The scene fades, to be replaced by a close-up of a woman with dead eyes and a mobile lower lip who says, 'The rest of our programme will be running approximately forty minutes late because of that news conference. We apologize for any inconvenience this may cause to viewers..
THREE
'Come on, and have it out in plain words! You hate the fellow.' Detective-Superintendent Andrew Dalziel of Mid- Yorkshire CID stabbed the off-button of the video remote control as if he wanted to drive it through his knee. 'Bastards!' he said. 'Bitch!' 'The poor woman,' said Maudie Tallantire. 'Poor nowt. She were guilty as hell,' said Dalziel. 'Three people are dead because of her. I'd have thrown away the key! You save your sympathy for yourself, Maudie. You heard what that newspaper cow said about Wally?' 'Wally's been dead nigh on twenty years,' said Maud Tallantire as if explaining something to a simple child. 'He's past harm now and who'd want to harm an old woman like me? Oh, I know the times have changed, and I reckon us old 'uns had the best of it, war and all. Everyone knew where they were going then, and in the years after. But it all went wrong somewhere, Andy.

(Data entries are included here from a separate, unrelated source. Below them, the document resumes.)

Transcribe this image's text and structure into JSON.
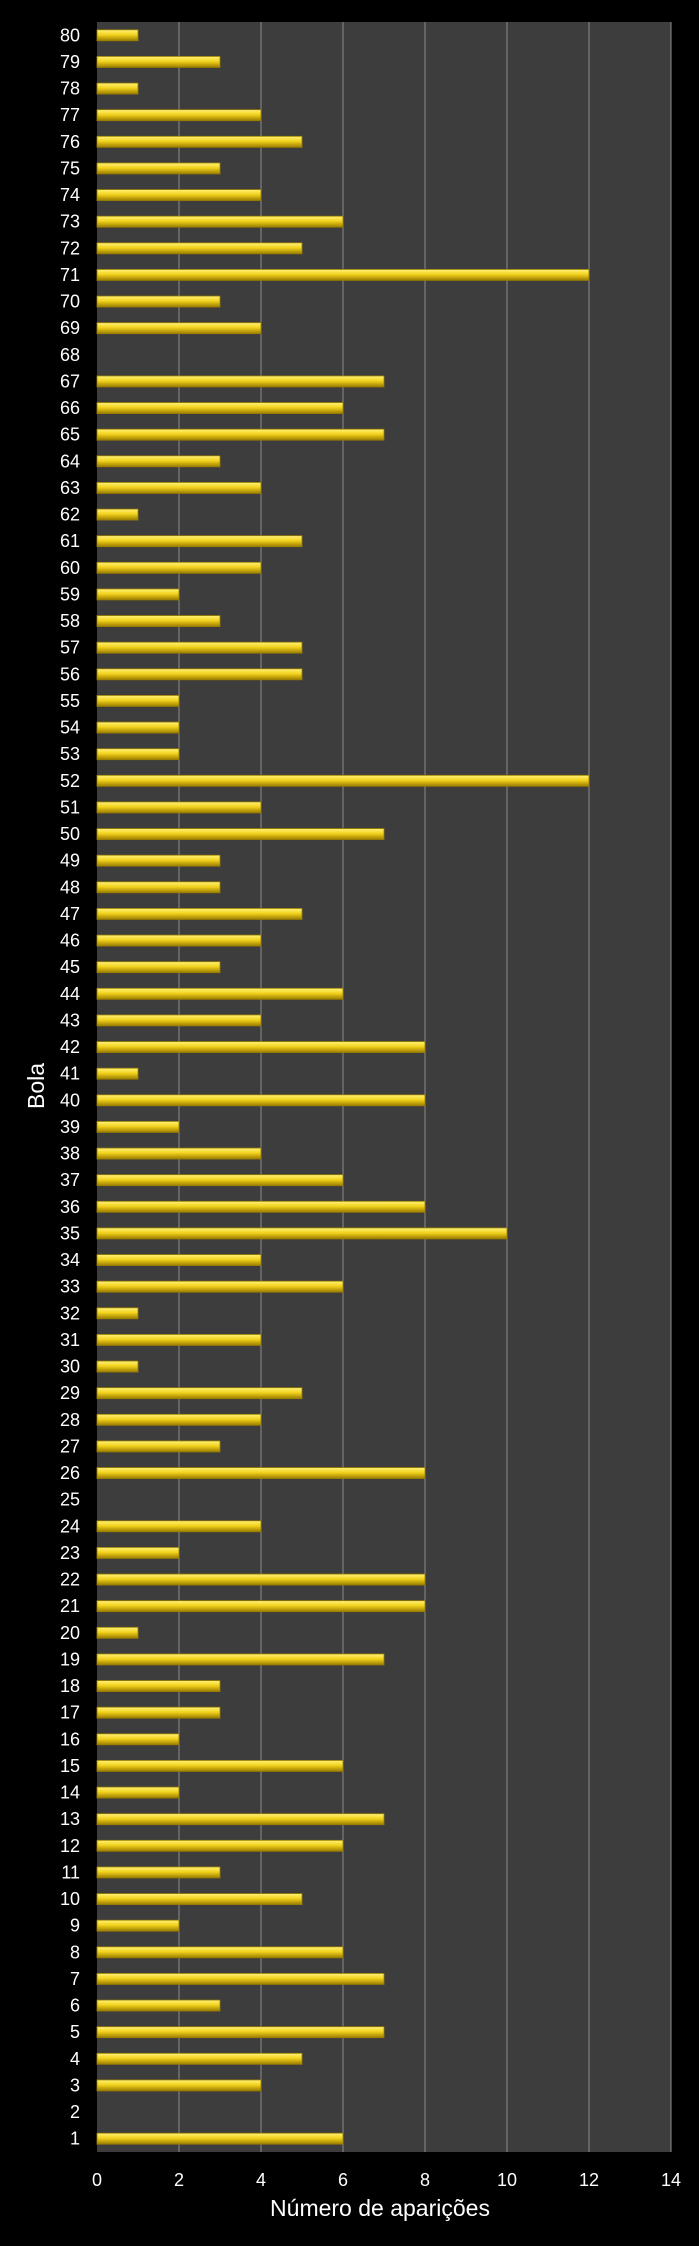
{
  "chart_data": {
    "type": "bar",
    "orientation": "horizontal",
    "title": "",
    "xlabel": "Número de aparições",
    "ylabel": "Bola",
    "xlim": [
      0,
      14
    ],
    "xticks": [
      0,
      2,
      4,
      6,
      8,
      10,
      12,
      14
    ],
    "grid": true,
    "categories": [
      "1",
      "2",
      "3",
      "4",
      "5",
      "6",
      "7",
      "8",
      "9",
      "10",
      "11",
      "12",
      "13",
      "14",
      "15",
      "16",
      "17",
      "18",
      "19",
      "20",
      "21",
      "22",
      "23",
      "24",
      "25",
      "26",
      "27",
      "28",
      "29",
      "30",
      "31",
      "32",
      "33",
      "34",
      "35",
      "36",
      "37",
      "38",
      "39",
      "40",
      "41",
      "42",
      "43",
      "44",
      "45",
      "46",
      "47",
      "48",
      "49",
      "50",
      "51",
      "52",
      "53",
      "54",
      "55",
      "56",
      "57",
      "58",
      "59",
      "60",
      "61",
      "62",
      "63",
      "64",
      "65",
      "66",
      "67",
      "68",
      "69",
      "70",
      "71",
      "72",
      "73",
      "74",
      "75",
      "76",
      "77",
      "78",
      "79",
      "80"
    ],
    "values": [
      6,
      0,
      4,
      5,
      7,
      3,
      7,
      6,
      2,
      5,
      3,
      6,
      7,
      2,
      6,
      2,
      3,
      3,
      7,
      1,
      8,
      8,
      2,
      4,
      0,
      8,
      3,
      4,
      5,
      1,
      4,
      1,
      6,
      4,
      10,
      8,
      6,
      4,
      2,
      8,
      1,
      8,
      4,
      6,
      3,
      4,
      5,
      3,
      3,
      7,
      4,
      12,
      2,
      2,
      2,
      5,
      5,
      3,
      2,
      4,
      5,
      1,
      4,
      3,
      7,
      6,
      7,
      0,
      4,
      3,
      12,
      5,
      6,
      4,
      3,
      5,
      4,
      1,
      3,
      1
    ]
  },
  "colors": {
    "background": "#000000",
    "plot_area": "#3d3d3d",
    "gridline": "#8c8c8c",
    "bar_fill": "#f2d21c",
    "bar_highlight": "#fff27a",
    "bar_shadow": "#9a7d00",
    "text": "#ffffff"
  }
}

But human nature doesn't change. At heart people are still as good as ever they were. They'd rather do you a good turn than a bad one. Look at you, Andy, coming all this way just 'cos you got to worrying about me, and no need at all!' Dalziel shook his head in affectionate exasperation. Anyone who could cite himself as evidence of the basic goodness of human nature was clearly beyond hope. Maudie was over seventy now, grey-haired, slightly lame, but she hadn't changed in essence from the pretty, amiable and rather vague woman he'd met more than thirty years ago, and very little, if report were true, from the wide-eyed lass who'd married Wally Tallantire back in the 'thirties.
'Copper's wife has got to be either tough as old boots to put up with the life, or live in a world of her own so she don't notice,' Wally had once confided in him when time and alcohol had matured their relationship. 'That's my Maudie. A rare orchid, Andy. She'll need looking out for if anything ever happens to me. You'll do that for me, won't you, lad? Do I have your word on that?' Dalziel had given his word gladly, but in the event, when Tallantire died of a heart attack shortly before he was due to retire, Maudie proved quite capable of looking out for herself. Within a year she'd moved back to her native Skipton and quickly gathered up the threads of her young life, broken when she'd moved from West to Mid-Yorkshire all those years ago.
Dalziel visited regularly for a while, then intermittently, and in recent years hardly at all. But when he saw the Kohler press conference on the telly, he knew the time had come for another visit.